Ruth Aylett(she/her) is an internationally known researcher in artificial intelligence and robotics, as well as a poet and writer. She was born in London but has kept moving north: from Sheffield, then Manchester, to Edinburgh, where she now shares a tenement flat with two cats and a very large number of books.
Author of two popular science books on Robots, Ruth has occasionally appeared with one at poetry readings and her poems frequently meld science and technology with other themes; a lifelong trade unionist, socialist and feminist, her work also draws on the difference between how things are and how they could be. Ruth’s poem ‘The Vultures of Prometheus’ won the 2017 Poets Meet Politics competition, she was a prizewinner in the 2015 Cheltenham Poetry festival Duo competition, and has been commended or highly commended in a number of other poetry competitions.
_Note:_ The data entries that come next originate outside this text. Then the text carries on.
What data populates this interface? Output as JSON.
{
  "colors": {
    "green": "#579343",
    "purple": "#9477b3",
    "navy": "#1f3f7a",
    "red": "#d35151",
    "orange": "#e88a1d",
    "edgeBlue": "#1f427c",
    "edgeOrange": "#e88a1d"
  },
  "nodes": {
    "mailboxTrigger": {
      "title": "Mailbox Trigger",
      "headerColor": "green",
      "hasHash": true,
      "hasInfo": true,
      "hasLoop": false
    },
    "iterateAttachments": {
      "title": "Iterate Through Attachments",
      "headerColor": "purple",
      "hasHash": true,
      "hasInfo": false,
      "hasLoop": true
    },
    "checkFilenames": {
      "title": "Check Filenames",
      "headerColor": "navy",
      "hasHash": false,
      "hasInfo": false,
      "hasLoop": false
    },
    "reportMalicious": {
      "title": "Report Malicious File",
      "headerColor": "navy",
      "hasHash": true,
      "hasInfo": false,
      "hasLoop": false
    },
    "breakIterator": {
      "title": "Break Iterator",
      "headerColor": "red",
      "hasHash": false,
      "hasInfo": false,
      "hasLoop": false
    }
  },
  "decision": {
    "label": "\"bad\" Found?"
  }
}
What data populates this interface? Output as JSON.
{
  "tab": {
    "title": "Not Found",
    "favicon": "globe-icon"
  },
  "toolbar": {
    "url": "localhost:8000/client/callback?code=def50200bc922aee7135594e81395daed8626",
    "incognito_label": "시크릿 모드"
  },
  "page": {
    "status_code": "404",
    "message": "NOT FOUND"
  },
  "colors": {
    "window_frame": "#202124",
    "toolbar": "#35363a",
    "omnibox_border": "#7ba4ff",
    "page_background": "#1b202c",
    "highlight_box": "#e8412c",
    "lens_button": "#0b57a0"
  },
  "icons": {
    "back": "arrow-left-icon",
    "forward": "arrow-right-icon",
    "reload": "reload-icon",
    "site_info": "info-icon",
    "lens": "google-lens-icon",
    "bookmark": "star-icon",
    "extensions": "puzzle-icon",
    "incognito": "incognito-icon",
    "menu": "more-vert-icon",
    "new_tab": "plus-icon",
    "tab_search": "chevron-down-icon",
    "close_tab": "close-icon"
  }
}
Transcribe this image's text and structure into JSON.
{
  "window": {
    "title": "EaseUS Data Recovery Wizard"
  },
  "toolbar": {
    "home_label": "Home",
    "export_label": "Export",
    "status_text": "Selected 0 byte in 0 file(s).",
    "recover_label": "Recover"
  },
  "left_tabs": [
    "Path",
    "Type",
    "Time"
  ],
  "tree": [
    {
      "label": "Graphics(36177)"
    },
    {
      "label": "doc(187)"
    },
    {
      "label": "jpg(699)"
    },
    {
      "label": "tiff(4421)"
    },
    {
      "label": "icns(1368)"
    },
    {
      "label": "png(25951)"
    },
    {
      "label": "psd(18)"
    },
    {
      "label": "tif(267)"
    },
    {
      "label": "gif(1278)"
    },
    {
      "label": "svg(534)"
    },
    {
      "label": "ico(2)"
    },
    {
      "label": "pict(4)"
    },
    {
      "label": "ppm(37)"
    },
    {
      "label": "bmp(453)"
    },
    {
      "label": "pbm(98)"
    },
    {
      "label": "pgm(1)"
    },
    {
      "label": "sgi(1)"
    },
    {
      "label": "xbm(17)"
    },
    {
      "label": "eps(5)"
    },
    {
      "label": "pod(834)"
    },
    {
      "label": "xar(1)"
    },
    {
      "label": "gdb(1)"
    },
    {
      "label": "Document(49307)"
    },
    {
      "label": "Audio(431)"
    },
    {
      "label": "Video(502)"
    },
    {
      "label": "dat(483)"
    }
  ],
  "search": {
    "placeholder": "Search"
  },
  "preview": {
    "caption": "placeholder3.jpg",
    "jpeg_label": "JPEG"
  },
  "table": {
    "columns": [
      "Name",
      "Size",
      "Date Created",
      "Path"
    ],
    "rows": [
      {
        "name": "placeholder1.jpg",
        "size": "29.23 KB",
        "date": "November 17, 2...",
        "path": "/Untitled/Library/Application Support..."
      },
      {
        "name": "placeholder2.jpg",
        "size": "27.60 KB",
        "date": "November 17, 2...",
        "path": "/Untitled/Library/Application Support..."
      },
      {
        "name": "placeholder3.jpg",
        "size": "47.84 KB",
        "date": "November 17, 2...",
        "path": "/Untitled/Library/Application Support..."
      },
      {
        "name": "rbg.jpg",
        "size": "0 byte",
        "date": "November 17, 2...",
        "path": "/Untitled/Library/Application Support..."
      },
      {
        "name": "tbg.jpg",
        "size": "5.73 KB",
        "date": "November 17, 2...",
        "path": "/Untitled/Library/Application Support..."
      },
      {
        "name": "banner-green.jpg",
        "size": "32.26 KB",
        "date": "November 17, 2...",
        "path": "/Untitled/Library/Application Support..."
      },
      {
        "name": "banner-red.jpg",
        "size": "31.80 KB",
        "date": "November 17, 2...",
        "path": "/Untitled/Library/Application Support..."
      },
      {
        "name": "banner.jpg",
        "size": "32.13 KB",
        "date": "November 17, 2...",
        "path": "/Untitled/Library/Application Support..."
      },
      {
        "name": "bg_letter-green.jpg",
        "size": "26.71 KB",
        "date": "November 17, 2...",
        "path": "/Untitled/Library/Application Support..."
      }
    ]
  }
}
Her poetry is widely published in magazines, both print and online, and in anthologies. Ruth has three published pamphlets: Handfast (co-authored with Berth McDonogh, pub Mother’s Milk 2016); Pretty in Pink (4Word) 2021, and Queen of Infinite Space (Maytree 2021).She was commissioned by the STanZA international poetry festival for a piece in 2018 and invited to perform at the Haus für Poesie in Berlin in 2020. More recently Ruth has authored a number of film poems, and these have been shown at the STanZA international festival and published online by Ink, Sweat and Tears.
Ruth has a number of short story publications, including two in New Writing Scotland, and was selected for the 2014 Edinburgh Festival StoryShop series. She is a trustee of Scottish PEN and convenor of their Women Writers’ Committee.
As an academic she has friends and colleagues all over the world, has travelled widely, and longer research visits have included China and the US. Ruth has appeared on the BBC – for example in the 2019 Intelligent Machines week – and in many interviews and podcasts both live and online. She is an occasional Wikipedia editor and writes on Medium.
Ruth plays early recorder music with others, if inexpertly, and is active in a drama group attached to Edinburgh’s Lyceum Theatre. She has far too much blackcurrant jam and plum chutney from her allotment bushes, and is a diehard fan of Shostakovich and Bruckner.